With no fanfare or press announcement, the CDC updated its website Wednesday to say that Kennedy had approved the fired members’ expanded RSV recommendation in late June. He also approved tweaks to their recommendations for meningococcal and chikungunya vaccines.
It is generally the role of the CDC director to accept or reject the decisions of the vaccines advisory committee. There is currently no CDC director—so Kennedy made the decisions.
The new guidance is a relatively minor tweak. It recommends RSV vaccine s for people aged 50 to 59 who are at high risk of severe RSV disease. Previously, the CDC recommended the vaccine for all adults aged 75 and up, and for high risk adults aged 60 to 74.
The CDC still recommends only a single dose of an RSV vaccine for all groups, and no booster shots.
The expanded recommendation is good news for Moderna, Pfizer, and GSK, which all sell RSV vaccines for older adults. Moderna shares were up 5.9% on Wednesday, while Pfizer was up 1%. GSK’s American depositary receipt was down 1%.
Kennedy’s approval of the expanded recommendation introduces a wrinkle into his takeover of the U.S. public-health apparatus. Last week, at the vaccine committee’s first meeting since Kennedy replaced its members, it handed a victory to the antivaccine movement: In a largely symbolic vote, the committee recommended against any further use of the preservative thimerosal in flu vaccines.
RSV vaccines aren’t a hot-button issue, nor have they been a focus of the antivaccine movement. But the expansion of the vaccines’ recommendations highlights how, in some ways, vaccine regulation is continuing as normal, even amid Kennedy’s disruptions.
The market for RSV vaccines started off hot two years ago, when the CDC set broad recommendations for who should get the shot: Anyone aged 60 and up was eligible upon consultation with their doctor. It became more challenging after the agency narrowed its recommendations in 2024.

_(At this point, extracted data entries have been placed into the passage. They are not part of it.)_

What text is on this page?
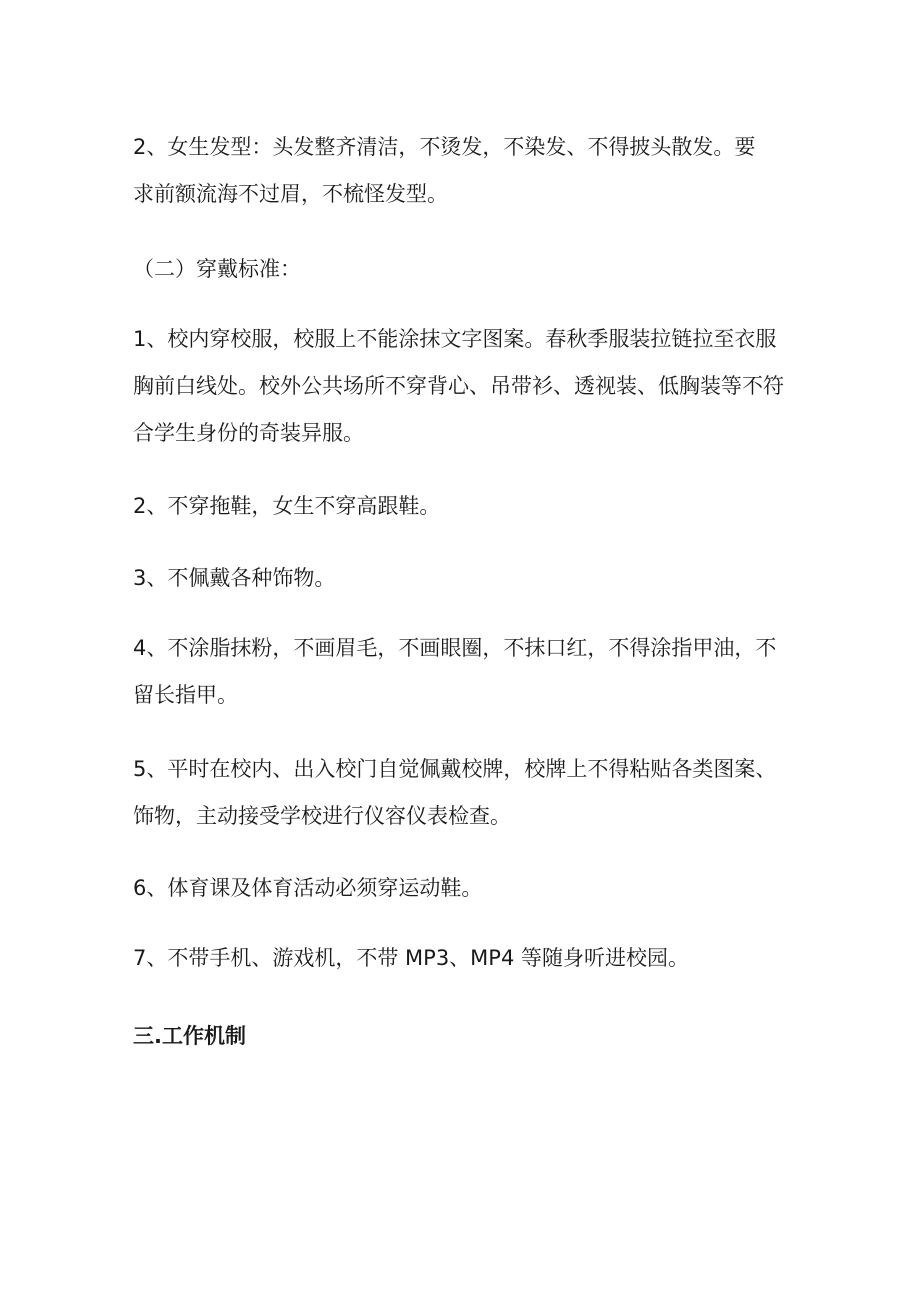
2、女生发型：头发整齐清洁，不烫发，不染发、不得披头散发。要
求前额流海不过眉，不梳怪发型。

（二）穿戴标准：

1、校内穿校服，校服上不能涂抹文字图案。春秋季服装拉链拉至衣服
胸前白线处。校外公共场所不穿背心、吊带衫、透视装、低胸装等不符
合学生身份的奇装异服。

2、不穿拖鞋，女生不穿高跟鞋。

3、不佩戴各种饰物。

4、不涂脂抹粉，不画眉毛，不画眼圈，不抹口红，不得涂指甲油，不
留长指甲。

5、平时在校内、出入校门自觉佩戴校牌，校牌上不得粘贴各类图案、
饰物，主动接受学校进行仪容仪表检查。

6、体育课及体育活动必须穿运动鞋。

7、不带手机、游戏机，不带 MP3、MP4 等随身听进校园。

三.工作机制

Sales of GSK’s RSV shot Arexvy were $1.6 billion in 2023, its debut year, but fell to $739 million in 2024. Sales of Pfizer’s Abrysvo, which is also approved for pregnant women to prevent RSV in their infants, fell from $890 million in 2023 to $755 million in 2024.
Sales for Moderna, which launched its RSV shot mRESVIA in 2024, were even more disappointing last year, at just $25 million.